Economics Principles & Practices

Chapter 17: International Trade

Chapter Overviews

Chapter 17 focuses on the topic of international trade and the role it plays in our lives. Barriers to trade and the international payments system are also explained.

Section 1 examines the basis for trade that is rooted in the concept of comparative advantage and the uneven distribution of resources among nations. If people and countries specialize in the things they do relatively more efficiently, and if they engage in trade to secure the things they do not produce or do not own, then total world output will increase and everyone will be better off.

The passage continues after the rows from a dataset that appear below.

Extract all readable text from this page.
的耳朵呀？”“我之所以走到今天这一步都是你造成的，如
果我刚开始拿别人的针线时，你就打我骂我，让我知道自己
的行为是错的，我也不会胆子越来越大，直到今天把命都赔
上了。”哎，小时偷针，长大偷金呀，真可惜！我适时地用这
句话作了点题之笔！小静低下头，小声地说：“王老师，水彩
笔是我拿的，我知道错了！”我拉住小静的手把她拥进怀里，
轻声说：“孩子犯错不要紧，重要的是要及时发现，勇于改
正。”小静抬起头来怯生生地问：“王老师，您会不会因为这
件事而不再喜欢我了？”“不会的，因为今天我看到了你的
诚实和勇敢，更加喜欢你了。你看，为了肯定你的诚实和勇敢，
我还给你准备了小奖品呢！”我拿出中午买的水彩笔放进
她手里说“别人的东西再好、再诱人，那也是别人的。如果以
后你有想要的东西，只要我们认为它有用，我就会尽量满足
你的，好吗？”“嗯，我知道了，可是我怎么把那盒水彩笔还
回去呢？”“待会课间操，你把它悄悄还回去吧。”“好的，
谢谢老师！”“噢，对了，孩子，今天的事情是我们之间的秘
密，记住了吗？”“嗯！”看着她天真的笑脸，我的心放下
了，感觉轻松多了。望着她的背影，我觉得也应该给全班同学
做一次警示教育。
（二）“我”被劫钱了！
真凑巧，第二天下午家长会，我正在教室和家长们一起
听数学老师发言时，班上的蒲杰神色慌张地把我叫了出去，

Section 2 deals with the trade barriers such as tariffs and quotas that are used to restrict the free flow of products between nations. Trade barriers are supported for a number of reasons, but the costs of such actions almost always outweigh the benefits. Trade barriers made the Great Depression in the early 1930s even worse, but the world has moved toward freer trade since 1934. Nations have made considerable progress under the GATT, which evolved into the World Trade Organization. The North American Free Trade Agreement (NAFTA) will eventually remove most of the trade barriers in North America.

Section 3 examines foreign exchange, the international currencies used by countries to conduct international trade. The current system of flexible exchange rates means that the value of a country's currency fluctuates with the supply and demand for it. The strength of a nation's currency often determines the amount of goods and services that are exchanged in trade. For example, in the mid-1980s the strong dollar led to large trade deficits. When the value of the dollar declined, the trade deficit improved. Because deficits tend to be self-correcting, most nations no longer design economic policies just to improve the balance of payments.